The true ‘opium of the audience’ is conformity; and the entire, gigantic film world is dedicated to the propagation of this comfortable feeling, wrapped though it is at times in the insidious disguise of art.

(Italics mine.)

21 Responses to “Bunuelian”

  1. David Ehrenstein Says:

    SING OUT LUIS !

  2. The other filmmaker who talks in manifestos is Dziga Vertov, and he’s very good at it, comes up with striking images, but he’s not as compelling as Bunuel, maybe because there’s nothing surprising about a soviet filmmaker talking in manifesto-speak.

  3. wow. Every word truer today

  4. Bunuel’s description of current conditions in the early sixties definitely works better as prophecy than DW Griffith’s attempt to predict conditions in the 21st century’s film industry… as we shall see.

  5. Not exactly an auteurist perspective…

  6. Bunuel situates himself in this world as a somewhat frustrated auteur, and probably didn’t consider himself alone in this.

  7. I mean that the auteurists were more like, “Hey, those movies made for the routinary and conformist amorphous mass – some of them are actually pretty good.”

  8. That’s true. But I think the view that cinema could achieve even more if the audience wanted it to and rewarded it, was also quite widespread. Incidentally, I have no idea what Bunuel thought of Lang’s Hollywood films, Lang being the only filmmaker I know he was a fan of.

  9. David Ehrenstein Says:

    I wonder if Sondheim knows those quotes. He could use them for the Bunuel musical he’s been working on for the last few Years.

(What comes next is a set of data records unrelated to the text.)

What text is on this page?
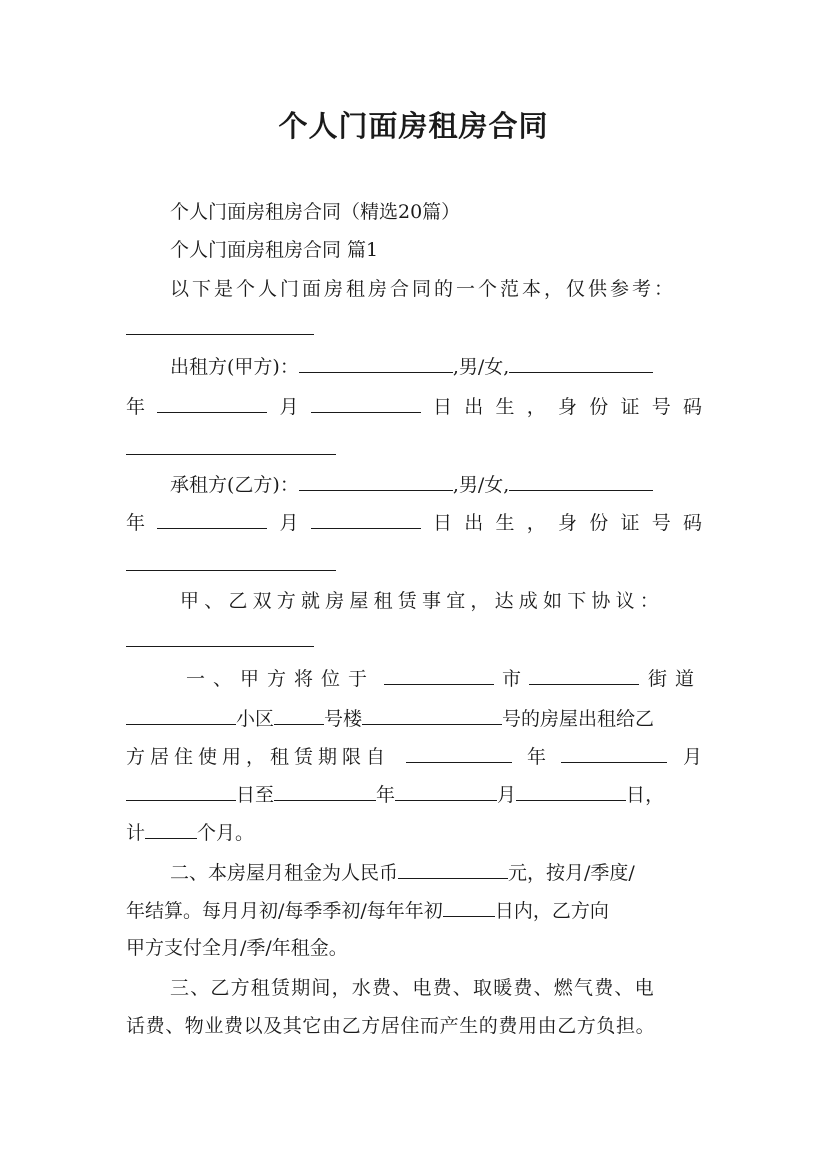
个人门面房租房合同
个人门面房租房合同（精选20篇）
个人门面房租房合同 篇1
以下是个人门面房租房合同的一个范本，仅供参考：
出租方(甲方)：	,男/女,
年	月	日 出 生 ， 身 份 证 号 码
承租方(乙方)：	,男/女,
年	月	日 出 生 ， 身 份 证 号 码
甲、乙双方就房屋租赁事宜，达成如下协议：
一、甲方将位于	市	街道
小区	号楼	号的房屋出租给乙
方居住使用，租赁期限自	年	月
日至	年	月	日，
计	个月。
二、本房屋月租金为人民币	元，按月/季度/
年结算。每月月初/每季季初/每年年初	日内，乙方向
甲方支付全月/季/年租金。
三、乙方租赁期间，水费、电费、取暖费、燃气费、电
话费、物业费以及其它由乙方居住而产生的费用由乙方负担。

  10. Now, what was the unfinished, abandoned Sondheim musical I just read a reference to? It was a couple of days ago. Can’t recall what I was reading (too many books open, too many tabs). Now I’m going to have to go in search of a big list of Sondheim trunk projects…

  11. The most famous one, because Bunuel used it more than once and friends went on quoting it — Alex Cox used it in his unfilmed Bunuel script (planned for Walter Matthau) — “If it were possible for me, I would make films which, apart from entertaining the audience, would convey to them the absolute certainty that THEY DO NOT LIVE IN THE BEST OF ALL POSSIBLE WORLDS.” (A Bunuel Candide might be quite something.) And he goes on: “And in doing this I believe that my intentions would be highly constructive. Movies today, including the so-called neorealist, are dedicated to a task contrary to this. How is it possible to hope for an improvement in the audience — and consequently in the producers — when every day we are told in these films, even in the most insipid comedies, that our social institutions, our concepts of Country, Religion, Love, etc, etc, are, while perhaps imperfect, UNIQUE AND NECESSARY?”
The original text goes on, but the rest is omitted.